Most outlets also have correctly reported that the changes will make no difference to the vast majority of Cubans, who cannot afford such consumer goods on current wages.
But few have properly explained the reasons why, so, let’s give it a go.
Reason 1 is the fact that with few exceptions, most Cubans are paid depressingly low wages by the State, regardless of whether you are a doctor or a labourer.

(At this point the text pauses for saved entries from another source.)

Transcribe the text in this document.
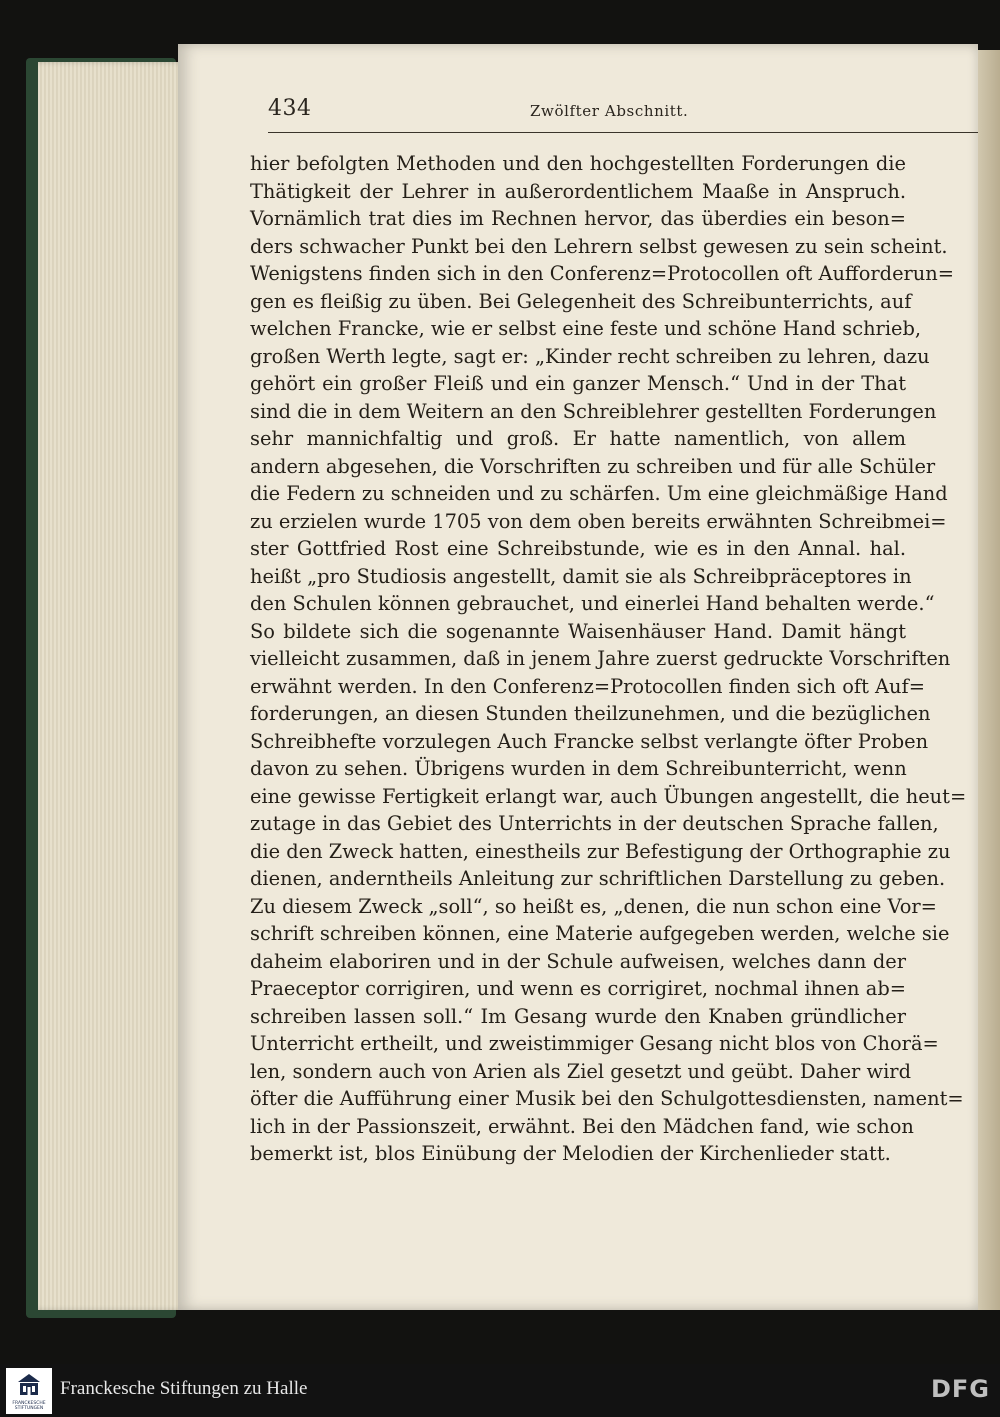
434	Zwölfter Abschnitt.
hier befolgten Methoden und den hochgestellten Forderungen die
Thätigkeit der Lehrer in außerordentlichem Maaße in Anspruch.
Vornämlich trat dies im Rechnen hervor, das überdies ein beson=
ders schwacher Punkt bei den Lehrern selbst gewesen zu sein scheint.
Wenigstens finden sich in den Conferenz=Protocollen oft Aufforderun=
gen es fleißig zu üben. Bei Gelegenheit des Schreibunterrichts, auf
welchen Francke, wie er selbst eine feste und schöne Hand schrieb,
großen Werth legte, sagt er: „Kinder recht schreiben zu lehren, dazu
gehört ein großer Fleiß und ein ganzer Mensch.“ Und in der That
sind die in dem Weitern an den Schreiblehrer gestellten Forderungen
sehr mannichfaltig und groß. Er hatte namentlich, von allem
andern abgesehen, die Vorschriften zu schreiben und für alle Schüler
die Federn zu schneiden und zu schärfen. Um eine gleichmäßige Hand
zu erzielen wurde 1705 von dem oben bereits erwähnten Schreibmei=
ster Gottfried Rost eine Schreibstunde, wie es in den Annal. hal.
heißt „pro Studiosis angestellt, damit sie als Schreibpräceptores in
den Schulen können gebrauchet, und einerlei Hand behalten werde.“
So bildete sich die sogenannte Waisenhäuser Hand. Damit hängt
vielleicht zusammen, daß in jenem Jahre zuerst gedruckte Vorschriften
erwähnt werden. In den Conferenz=Protocollen finden sich oft Auf=
forderungen, an diesen Stunden theilzunehmen, und die bezüglichen
Schreibhefte vorzulegen Auch Francke selbst verlangte öfter Proben
davon zu sehen. Übrigens wurden in dem Schreibunterricht, wenn
eine gewisse Fertigkeit erlangt war, auch Übungen angestellt, die heut=
zutage in das Gebiet des Unterrichts in der deutschen Sprache fallen,
die den Zweck hatten, einestheils zur Befestigung der Orthographie zu
dienen, anderntheils Anleitung zur schriftlichen Darstellung zu geben.
Zu diesem Zweck „soll“, so heißt es, „denen, die nun schon eine Vor=
schrift schreiben können, eine Materie aufgegeben werden, welche sie
daheim elaboriren und in der Schule aufweisen, welches dann der
Praeceptor corrigiren, und wenn es corrigiret, nochmal ihnen ab=
schreiben lassen soll.“ Im Gesang wurde den Knaben gründlicher
Unterricht ertheilt, und zweistimmiger Gesang nicht blos von Chorä=
len, sondern auch von Arien als Ziel gesetzt und geübt. Daher wird
öfter die Aufführung einer Musik bei den Schulgottesdiensten, nament=
lich in der Passionszeit, erwähnt. Bei den Mädchen fand, wie schon
bemerkt ist, blos Einübung der Melodien der Kirchenlieder statt.
FRANCKESCHE STIFTUNGEN
Franckesche Stiftungen zu Halle	DFG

The average wage is about US$17.00 a month.
Reason 2 is the fact that wages in Cuba are paid by the State in ordinary pesos while the State sells imported goods in convertible pesos, which are worth about 25 times the value of an ordinary peso.
But there is a third reason: price gouging by the regime.
You see, the price of imported goods sold in State stores are outrageously high, as confirmed by this dispatch from Mary Murray, who heads the NBC’s Havana bureau.
As an example, Ms Murray reports that a 26" Panasonic flat screen television - which went on sale for the first time in Havana this week - sells to Cubans for 1,961 convertible pesos.
That’s about US$2,120, which NBC says is more than double the retail price in other countries.
So, what do you do if you are unhappy with the price? Pop down to the store down the street? Well, no. The regime owns all the stores and they all have exactly the same inflated prices.
In other words, not only does the State pay its workers a pitiful wage in a make-believe currency that is not accepted in its own shops, but then the State engages in what can only be described as profiteering on a grand scale. No, make that, on a criminal scale. Pure and simple.
In most other countries, such outrageous monopolistic behaviour would see the retailer before the courts and possibly facing a jail sentence, or at least a hefty fine.
In Cuba, under the Castro brothers, it’s called a “reform”.